Bar work has been a traditional starting role for young adults entering the world of employment. But for how much longer? New government data finds that the number of drinking establishments across Britain has fallen dramatically in the last ten years.

The Economies of Ale report by the ONS has found that Britain has lost more than a fifth of its public houses since the 2008 credit crunch.
The number of pubs that remain open in the UK has dropped from 50,000 a decade ago, to approximately 39,000 today. Although the rate of decline has slowed in recent months, the industry as a whole continues to contract.

Yet despite this, employment within pubs has actually risen.

And it is clear that our thirst for a quick beverage has shown little signs of declining. Revenues within the sector have stayed relatively stable, despite the dwindling numbers of bars and pubs available to the public.

PubCo’s and Bigger Bars support demand for fresh hires

The ONS report provides a map which shows that the downward trend is broadly a nationwide phenomenon. Only in West Somerset, Fylde, and the Scottish Highlands have the numbers of pubs increase during the decade. The economic impact of the downturn on the industry has been most widely felt in areas surrounding metropolitan centres.
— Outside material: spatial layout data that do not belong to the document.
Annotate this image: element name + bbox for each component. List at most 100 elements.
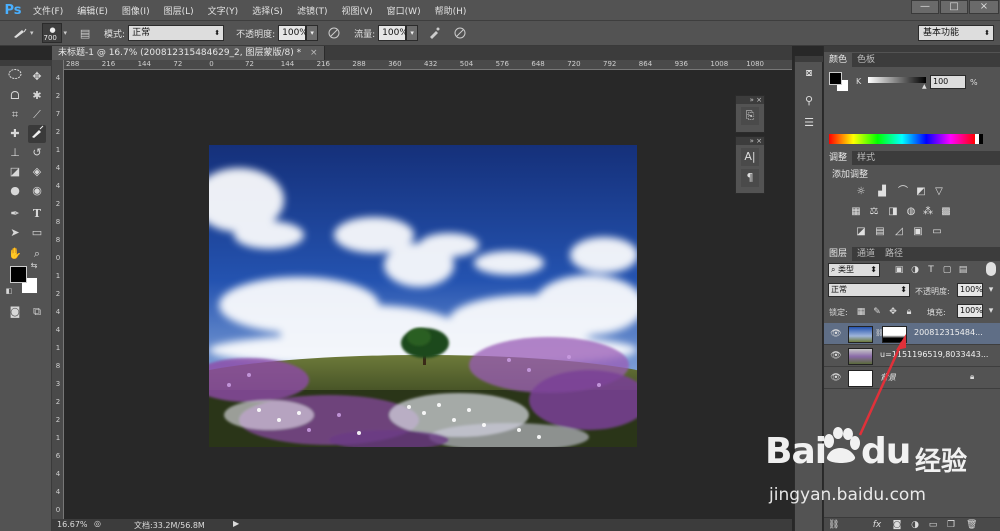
airbrush-icon[interactable] xyxy=(424,24,444,42)
tab-swatches[interactable]: 色板 xyxy=(852,53,880,67)
mode-select[interactable]: 正常 ⬍ xyxy=(128,25,225,41)
menu-filter[interactable]: 滤镜(T) xyxy=(290,4,335,17)
brush-size-dropdown-icon[interactable]: ▾ xyxy=(64,29,68,37)
move-tool-icon[interactable]: ✥ xyxy=(28,68,46,86)
color-ramp[interactable] xyxy=(829,134,975,144)
new-adjustment-icon[interactable]: ◑ xyxy=(910,520,920,530)
gradient-map-icon[interactable]: ▭ xyxy=(930,225,944,239)
layer-opacity-dropdown-icon[interactable]: ▾ xyxy=(986,285,996,295)
history-panel-icon[interactable]: ⎘ xyxy=(741,107,759,125)
lock-transparent-icon[interactable]: ▦ xyxy=(856,307,866,317)
filter-adjustment-icon[interactable]: ◑ xyxy=(910,265,920,275)
tab-color[interactable]: 颜色 xyxy=(824,53,853,67)
menu-type[interactable]: 文字(Y) xyxy=(201,4,246,17)
swap-colors-icon[interactable]: ⇆ xyxy=(28,260,40,272)
tab-channels[interactable]: 通道 xyxy=(852,247,880,261)
photo-filter-icon[interactable]: ◍ xyxy=(904,205,918,219)
flow-dropdown-icon[interactable]: ▾ xyxy=(406,25,419,41)
add-mask-icon[interactable]: ◙ xyxy=(892,520,902,530)
layer-comps-icon[interactable]: ⧇ xyxy=(800,64,818,82)
crop-tool-icon[interactable]: ⌗ xyxy=(6,106,24,124)
filter-pixel-icon[interactable]: ▣ xyxy=(894,265,904,275)
filter-type-icon[interactable]: T xyxy=(926,265,936,275)
tool-presets-icon[interactable]: ⚲ xyxy=(800,92,818,110)
fill-input[interactable]: 100% xyxy=(957,304,983,318)
preset-dropdown-icon[interactable]: ▾ xyxy=(30,29,34,37)
minimize-button[interactable]: — xyxy=(911,0,939,14)
menu-select[interactable]: 选择(S) xyxy=(245,4,290,17)
healing-brush-tool-icon[interactable]: ✚ xyxy=(6,125,24,143)
threshold-icon[interactable]: ◿ xyxy=(892,225,906,239)
pressure-size-icon[interactable] xyxy=(450,24,470,42)
screen-mode-icon[interactable]: ⧉ xyxy=(28,303,46,321)
history-brush-tool-icon[interactable]: ↺ xyxy=(28,144,46,162)
fill-dropdown-icon[interactable]: ▾ xyxy=(986,306,996,316)
dodge-tool-icon[interactable]: ◉ xyxy=(28,182,46,200)
close-button[interactable]: × xyxy=(969,0,999,14)
color-panel-foreground[interactable] xyxy=(829,72,842,85)
pressure-opacity-icon[interactable] xyxy=(324,24,344,42)
status-info-icon[interactable]: ◎ xyxy=(94,519,101,528)
zoom-level[interactable]: 16.67% xyxy=(57,520,88,529)
tab-adjustments[interactable]: 调整 xyxy=(824,151,853,165)
brush-tool-preset-icon[interactable] xyxy=(10,24,30,42)
opacity-input[interactable]: 100% xyxy=(278,25,308,41)
lock-image-icon[interactable]: ✎ xyxy=(872,307,882,317)
blur-tool-icon[interactable]: ● xyxy=(6,182,24,200)
vibrance-icon[interactable]: ▽ xyxy=(932,185,946,199)
color-ramp-black[interactable] xyxy=(979,134,983,144)
layer-filter-select[interactable]: ⌕ 类型 ⬍ xyxy=(828,263,880,277)
opacity-dropdown-icon[interactable]: ▾ xyxy=(306,25,319,41)
pen-tool-icon[interactable]: ✒ xyxy=(6,205,24,223)
black-white-icon[interactable]: ◨ xyxy=(886,205,900,219)
canvas-image[interactable] xyxy=(209,145,637,447)
document-tab-close-icon[interactable]: × xyxy=(310,48,318,58)
link-layers-icon[interactable]: ⛓ xyxy=(828,520,839,530)
properties-icon[interactable]: ☰ xyxy=(800,114,818,132)
menu-edit[interactable]: 编辑(E) xyxy=(70,4,115,17)
exposure-icon[interactable]: ◩ xyxy=(914,185,928,199)
selective-color-icon[interactable]: ▣ xyxy=(911,225,925,239)
rectangle-tool-icon[interactable]: ▭ xyxy=(28,224,46,242)
status-menu-arrow-icon[interactable]: ▶ xyxy=(233,519,239,528)
eraser-tool-icon[interactable]: ◪ xyxy=(6,163,24,181)
menu-image[interactable]: 图像(I) xyxy=(115,4,157,17)
paint-bucket-tool-icon[interactable]: ◈ xyxy=(28,163,46,181)
k-value-input[interactable]: 100 xyxy=(930,75,966,89)
new-layer-icon[interactable]: ❐ xyxy=(946,520,956,530)
menu-help[interactable]: 帮助(H) xyxy=(428,4,474,17)
lasso-tool-icon[interactable]: ᗝ xyxy=(6,87,24,105)
k-slider[interactable] xyxy=(868,77,926,83)
character-panel-icon[interactable]: A| xyxy=(741,148,759,166)
hue-saturation-icon[interactable]: ▦ xyxy=(849,205,863,219)
filter-toggle[interactable] xyxy=(986,262,996,276)
filter-smart-icon[interactable]: ▤ xyxy=(958,265,968,275)
brush-panel-toggle-icon[interactable]: ▤ xyxy=(75,24,95,42)
menu-view[interactable]: 视图(V) xyxy=(334,4,379,17)
eyedropper-tool-icon[interactable]: ⟋ xyxy=(28,106,46,124)
lock-all-icon[interactable]: 🔒︎ xyxy=(904,307,914,317)
filter-shape-icon[interactable]: ▢ xyxy=(942,265,952,275)
quick-mask-icon[interactable]: ◙ xyxy=(6,303,24,321)
curves-icon[interactable]: ⌒ xyxy=(896,185,910,199)
levels-icon[interactable]: ▟ xyxy=(875,185,889,199)
new-group-icon[interactable]: ▭ xyxy=(928,520,938,530)
layer-opacity-input[interactable]: 100% xyxy=(957,283,983,297)
layer-style-icon[interactable]: fx xyxy=(872,520,882,530)
color-balance-icon[interactable]: ⚖ xyxy=(867,205,881,219)
maximize-button[interactable]: □ xyxy=(940,0,968,14)
brush-tool-icon[interactable] xyxy=(28,125,46,143)
tab-styles[interactable]: 样式 xyxy=(852,151,880,165)
menu-file[interactable]: 文件(F) xyxy=(26,4,70,17)
menu-layer[interactable]: 图层(L) xyxy=(157,4,201,17)
hand-tool-icon[interactable]: ✋ xyxy=(6,245,24,263)
path-selection-tool-icon[interactable]: ➤ xyxy=(6,224,24,242)
brush-size-picker[interactable]: ● 700 xyxy=(41,23,62,43)
color-lookup-icon[interactable]: ▩ xyxy=(939,205,953,219)
marquee-tool-icon[interactable] xyxy=(6,68,24,86)
workspace-select[interactable]: 基本功能 ⬍ xyxy=(918,25,994,41)
k-slider-handle-icon[interactable]: ▲ xyxy=(922,83,927,90)
magic-wand-tool-icon[interactable]: ✱ xyxy=(28,87,46,105)
type-tool-icon[interactable]: T xyxy=(28,205,46,223)
default-colors-icon[interactable]: ◧ xyxy=(4,286,14,296)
Areas close to London, including Dagenham and Luton, have seen more than half their pubs closing in the past ten years.

Significantly for recruitment trends, it is the smaller pubs (defined as ten or fewer members of staff) are disappearing most rapidly. Around 12,000 have cal;led final orders for the last time since 2001.
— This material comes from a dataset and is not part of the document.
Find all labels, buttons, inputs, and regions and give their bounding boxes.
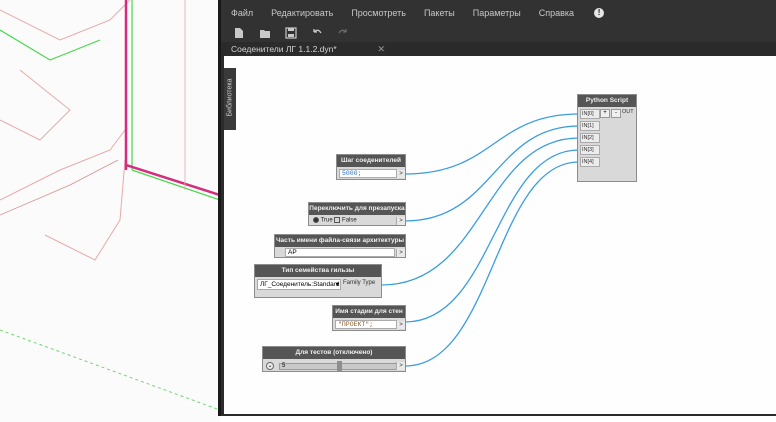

On the other hand, larger bars have seen a boom in fortunes, and highly-staffed, larger establishments now account for a greater share of the entire industry than ever before. With 1,495 “large” bars now in Britain, they have seen their numbers treble this century.

As a result, total employment across England and Wales has risen 17 per cent since 2008.

“Looking at this data, it is clear that pubs are facing challenges, but that they are also crucial providers of jobs around the UK”, said Kate Nicholls, UKHospitality’s chief executive.